Sahel 2026 : entre crises, alliances et bataille des récits
Sahel 2026 : entre crises, alliances et bataille des récits
Au début du mois de mai 2026, un sommet intitulé « Africa forward » (« en avant l’AFRIQUE »), organisé pour la première fois dans un pays anglophone, le Kenya, réunissait 35 chefs d’État et de gouvernement de tout le continent ainsi que des représentants des sociétés civiles et de grands groupes français et africains. Il y fut surtout question d’investissements et d’affaires. La France, contestée voire expulsée de certaines de ses anciennes possessions et affaiblie politiquement, cherche à maintenir sa présence sur le continent sur le terrain économique, y compris dans les pays anglophones. Un mouvement de redéploiement économique a déjà été entamé par de nombreux autres pays : la Chine, la Turquie, l’Inde, les pays du Golfe, l’Espagne, l’Allemagne et l’Italie. L’annonce en novembre 2022 de la fin de l’opération française Barkhane au Sahel a été largement interprétée comme la clôture d’un cycle stratégique ouvert au début des années 2000, marqué par la centralité des opérations extérieures de contre-terrorisme, de stabilisation et de gestion des crises. Barkhane fut le successeur de Serval, avec une empreinte régionale étendue.

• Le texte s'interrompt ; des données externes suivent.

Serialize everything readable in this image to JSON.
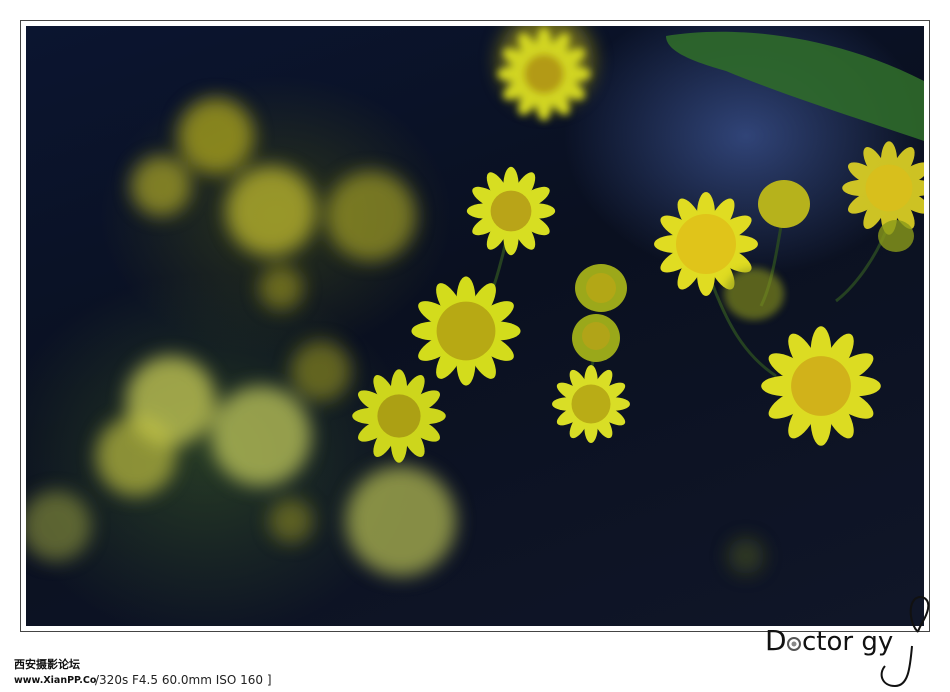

Mali, Niger, Burkina Faso, Tchad, Mauritanie. Le Sahel qui, au fil des années, a cessé d’être seulement un théâtre de lutte contre le terrorisme pour devenir un terrain de rivalités entre puissances, où Russie, Turquie et Émirats Arabes Unis sont particulièrement actifs. La guerre de l’information est généralement mise en avant comme le maillon faible de l’opération Barkane au cours de laquelle la France s’est vue imposer des récits adverses donnant l’image d’un pays intrusif et inefficace, questionnant sa légitimité. Et aujourd’hui, la tentation est grande dans le débat public français de réduire Barkhane à un échec à oublier.  Pour cette cinquième émission en partenariat avec l’INALCO, l’Institut National des Langues et Civilisations Orientales et son programme DECRIPT portant sur les transformations du système international et les effets politiques et institutionnels de ces récits civilisationnels qui ont émergé sur la scène mondiale, nos invités : Raphaëlle Chevrillon-Guibert, chercheuse en Science politique à l’IRD, Institut de Recherche pour le Développement, et membre du laboratoire PRODIG Marc-Antoine Pérouse de Montclos, directeur de recherche à l’Institut de Recherche pour le développement. Co-directeur de la collection Afrique(s) aux éditions FMSH, Fondation Maison des Sciences de l’Homme.